Não é só que a temperatura subiu um pouquinho, é possível ver outros sinais que indicam alterações drásticas na maneira como nada a vida na Terra. Por exemplo, o fato de que à noite faz tanto calor quanto durante o dia é óbvio indício de que não só o segundo sol chegou para realinhar as órbitas dos planetas como ele é negro e joga seus tentáculos de nanquim sobre nossas cabeças para nos fazer pensar que é noite e o sol - o único que conhecemos - está do outro lado do globo espalhando caos e miséria sobre os habitantes de um hemisfério coirmão. Os insetos não só cresceram em quantidade como em tamanho. Já viram os tamanhos dessas baratas? Outro dia eu calcei uma achando que era meu chinelo. Tem pernilongo que entra no meu quarto de madrugada e eu percebo sua presença não pelo bzzz característico (já que eu uso um protetor no ouvido), mas pelo vento que se choca contra o meu rosto, provocado pelo bater das asas desse monstro voador. E eu posso estar enganado, mas tenho a impressão de que outro dia vi, durante uma madrugada de insônia (quem consegue dormir?) a silhueta de uma iguana gigante recortada pelo luar.

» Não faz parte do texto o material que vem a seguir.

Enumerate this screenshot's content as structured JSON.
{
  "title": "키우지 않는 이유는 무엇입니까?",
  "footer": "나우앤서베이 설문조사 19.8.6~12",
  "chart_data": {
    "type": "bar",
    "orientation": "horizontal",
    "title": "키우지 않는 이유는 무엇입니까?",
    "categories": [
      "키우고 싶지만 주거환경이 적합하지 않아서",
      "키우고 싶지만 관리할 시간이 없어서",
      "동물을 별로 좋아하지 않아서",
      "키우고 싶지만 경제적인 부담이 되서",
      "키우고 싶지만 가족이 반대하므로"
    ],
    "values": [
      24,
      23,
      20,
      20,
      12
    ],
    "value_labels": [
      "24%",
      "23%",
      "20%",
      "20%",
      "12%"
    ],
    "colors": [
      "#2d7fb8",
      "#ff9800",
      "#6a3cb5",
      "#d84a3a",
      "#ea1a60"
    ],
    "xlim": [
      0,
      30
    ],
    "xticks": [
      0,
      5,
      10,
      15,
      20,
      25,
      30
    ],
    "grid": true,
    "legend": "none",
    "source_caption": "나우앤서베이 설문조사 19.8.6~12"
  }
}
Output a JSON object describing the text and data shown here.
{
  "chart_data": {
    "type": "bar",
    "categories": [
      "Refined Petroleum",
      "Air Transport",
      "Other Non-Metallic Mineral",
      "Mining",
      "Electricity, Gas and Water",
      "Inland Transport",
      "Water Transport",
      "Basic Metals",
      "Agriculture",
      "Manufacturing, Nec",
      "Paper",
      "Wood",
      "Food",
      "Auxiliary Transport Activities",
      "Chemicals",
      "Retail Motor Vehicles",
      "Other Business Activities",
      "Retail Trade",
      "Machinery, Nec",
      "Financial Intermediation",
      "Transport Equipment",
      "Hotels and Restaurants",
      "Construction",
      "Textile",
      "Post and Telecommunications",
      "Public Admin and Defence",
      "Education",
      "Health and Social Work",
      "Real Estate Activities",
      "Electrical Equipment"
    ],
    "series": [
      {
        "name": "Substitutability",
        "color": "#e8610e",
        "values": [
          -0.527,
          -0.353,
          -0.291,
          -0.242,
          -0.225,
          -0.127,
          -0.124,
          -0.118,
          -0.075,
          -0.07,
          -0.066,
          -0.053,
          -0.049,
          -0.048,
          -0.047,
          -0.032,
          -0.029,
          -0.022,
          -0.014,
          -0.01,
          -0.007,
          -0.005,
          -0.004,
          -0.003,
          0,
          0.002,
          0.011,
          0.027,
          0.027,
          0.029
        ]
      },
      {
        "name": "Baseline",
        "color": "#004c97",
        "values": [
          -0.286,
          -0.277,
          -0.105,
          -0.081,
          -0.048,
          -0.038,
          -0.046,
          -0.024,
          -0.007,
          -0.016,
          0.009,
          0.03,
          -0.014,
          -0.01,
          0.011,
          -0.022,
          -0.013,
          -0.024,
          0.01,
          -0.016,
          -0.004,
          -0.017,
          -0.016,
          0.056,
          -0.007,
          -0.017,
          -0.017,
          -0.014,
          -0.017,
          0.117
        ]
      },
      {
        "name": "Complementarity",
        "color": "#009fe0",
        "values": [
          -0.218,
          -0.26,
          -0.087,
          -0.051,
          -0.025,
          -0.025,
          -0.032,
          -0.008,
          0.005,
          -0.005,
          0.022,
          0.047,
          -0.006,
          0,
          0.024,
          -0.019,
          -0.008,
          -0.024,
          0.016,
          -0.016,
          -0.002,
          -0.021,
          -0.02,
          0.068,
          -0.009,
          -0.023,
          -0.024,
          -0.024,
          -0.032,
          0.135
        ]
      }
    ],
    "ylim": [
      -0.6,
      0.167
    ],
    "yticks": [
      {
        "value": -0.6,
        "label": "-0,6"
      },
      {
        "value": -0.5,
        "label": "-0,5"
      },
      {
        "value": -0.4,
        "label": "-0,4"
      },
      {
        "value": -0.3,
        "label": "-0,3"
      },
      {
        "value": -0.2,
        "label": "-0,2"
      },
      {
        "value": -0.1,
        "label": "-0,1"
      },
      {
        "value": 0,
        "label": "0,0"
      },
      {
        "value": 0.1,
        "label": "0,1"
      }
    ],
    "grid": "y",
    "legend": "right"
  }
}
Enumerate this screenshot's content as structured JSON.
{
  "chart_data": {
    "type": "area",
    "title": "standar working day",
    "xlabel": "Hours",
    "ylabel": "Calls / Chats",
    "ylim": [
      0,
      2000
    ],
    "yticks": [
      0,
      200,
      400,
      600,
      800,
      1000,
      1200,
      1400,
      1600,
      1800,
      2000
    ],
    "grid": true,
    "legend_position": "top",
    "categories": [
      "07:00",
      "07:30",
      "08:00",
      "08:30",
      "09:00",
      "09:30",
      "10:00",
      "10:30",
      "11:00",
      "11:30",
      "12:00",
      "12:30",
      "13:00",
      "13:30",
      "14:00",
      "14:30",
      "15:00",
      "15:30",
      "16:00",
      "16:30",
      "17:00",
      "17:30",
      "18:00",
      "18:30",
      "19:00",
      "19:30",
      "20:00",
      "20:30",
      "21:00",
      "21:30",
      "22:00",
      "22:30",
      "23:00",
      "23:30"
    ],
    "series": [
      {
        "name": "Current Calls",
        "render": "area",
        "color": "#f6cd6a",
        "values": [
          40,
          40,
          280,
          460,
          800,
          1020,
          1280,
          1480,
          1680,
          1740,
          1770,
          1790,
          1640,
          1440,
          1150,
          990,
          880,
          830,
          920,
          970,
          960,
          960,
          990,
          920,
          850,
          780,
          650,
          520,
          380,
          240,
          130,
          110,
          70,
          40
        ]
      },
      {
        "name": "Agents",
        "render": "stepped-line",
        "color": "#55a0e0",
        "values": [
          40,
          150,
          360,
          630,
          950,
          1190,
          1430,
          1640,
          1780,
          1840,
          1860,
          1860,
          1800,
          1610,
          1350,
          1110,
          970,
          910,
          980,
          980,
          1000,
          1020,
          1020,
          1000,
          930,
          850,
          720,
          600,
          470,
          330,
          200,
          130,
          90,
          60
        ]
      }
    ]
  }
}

São Paulo sempre foi um deserto de gentileza, pontilhado por cactos que são prédios com todos os apartamentos esgotados já na planta, onde sonhos são enterrados na areia e corações rolam e pingam no chão carregados pelo vento. Mas estava bom quando era só na metáfora: isso aí, esse inferno, esse sol a um palmo das nossas cabeças, isso aí num dá não, vocês me desculpem. Vou corrigir meu déficit de viagens do primeiro parágrafo, juntar meus trapos e meus videogames e pegar o primeiro trem pra Groenlândia. Porque só na minha cabeça a melhor maneira de combater esse calor é viver num frio muito pior que tudo que eu já vi na vida.

O que me segura aqui entre vocês é a tubaína que está no congelador, esperando sua hora de estalar na minha boca. Ela é o meu oásis. Mas o dia que faltar ela no mercado, aí é adeus mesmo, pergunte à minha mãe se no céu tem ventilador, e morri.

Mas se me mandarem pro inferno, lascou.